Decoupling Your Business Logic from the Django ORM
Where should I keep my business logic? This is a perennial topic in Django.
We can imagine a continuum of cases, with increasing complexity: I begin with my logic just in a view; as that grows I maybe move it into a form; from there into custom model or manager methods; finally I move my logic into some kind of service layer, independent of the ORM.
This was a flow we discussed on The Stack Report in Growing your business logic with Django. I argued there that:
The challenge is not, not really, where we put our logic, but rather how do we evolve that as our application grows? How do we make sure we can scale our code into the medium term?
Of the flow — from view to service layer — it’s the custom model and manager methods to service layer step that draws the most attention. There’s plenty to say about the earlier stages, where we’re exploring what our code is going to look like, but it’s easy to see that ”just throw it in the view” is not a long-term equilibrium position for a growing app.

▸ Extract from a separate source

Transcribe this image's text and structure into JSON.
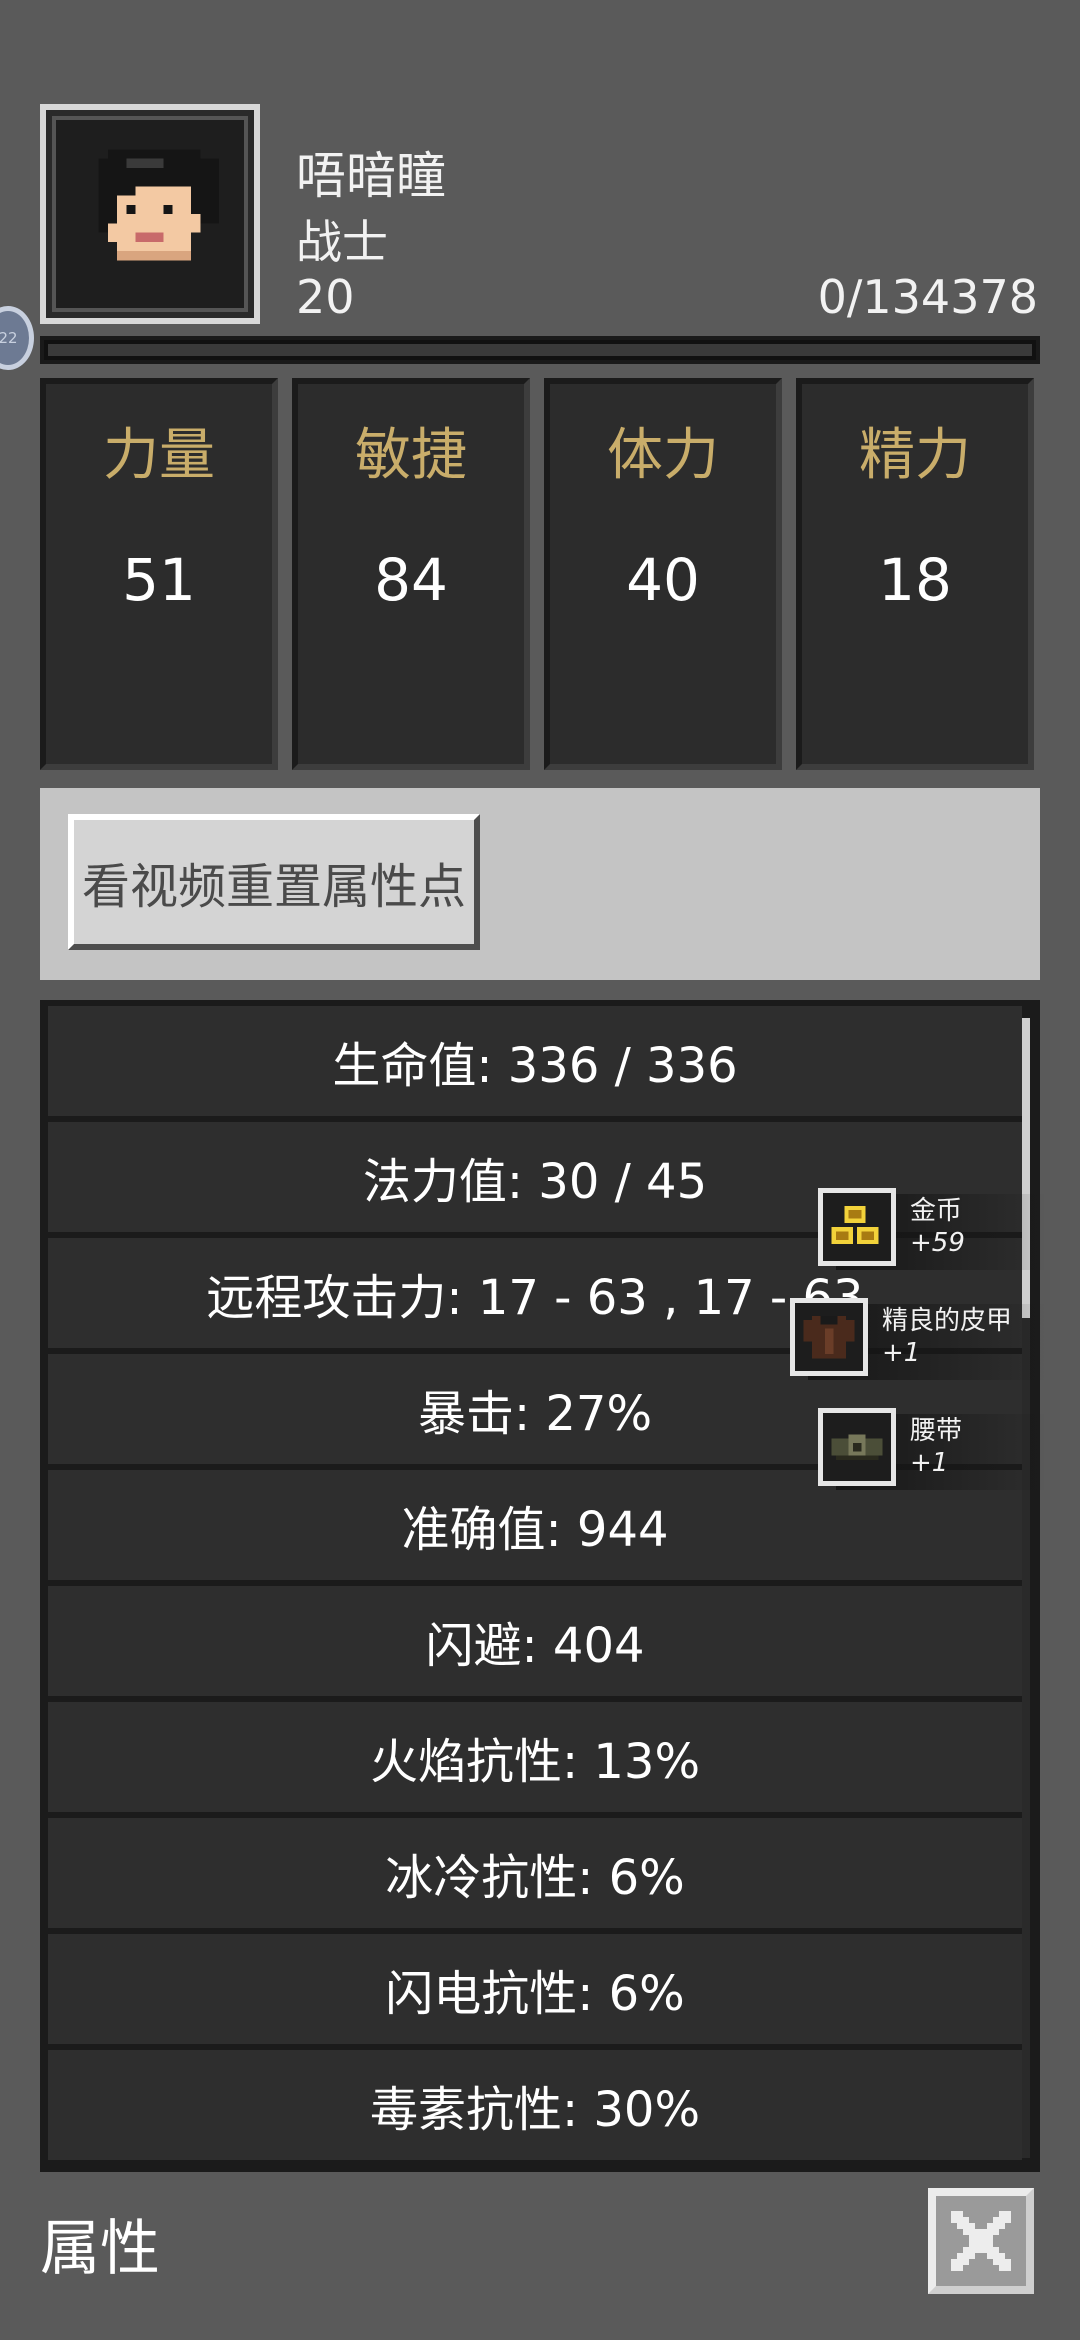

There was a recent Django Forum thread on the effort of switching between model and manager methods and a service layer type approach. My own take there was that it’s not so much about the switching effort as keeping your code clean as you go:
The key point that I focus on is that there should only be one key pathway where particular business rules are enforced. “When X happens, Y must also happen”. The big issue is not so much where you put your code, but whether you’re having to update multiple locations whenever X or Y change.
The difficulties we have are when changes start cascading out, because we’ve not ensured that logic is suitably encapsulated in a single place. If we have that discipline, adopting a higher abstraction level is generally OK; where we haven’t, it’s not.
I was pleased in that discussion to get to link again to one of my all time favourite posts on this topic: Django models, encapsulation and data integrity. That’s very much worth your time, and probably as clear a statement of Django’s Fat Models, Thin Views approach as you could care to read.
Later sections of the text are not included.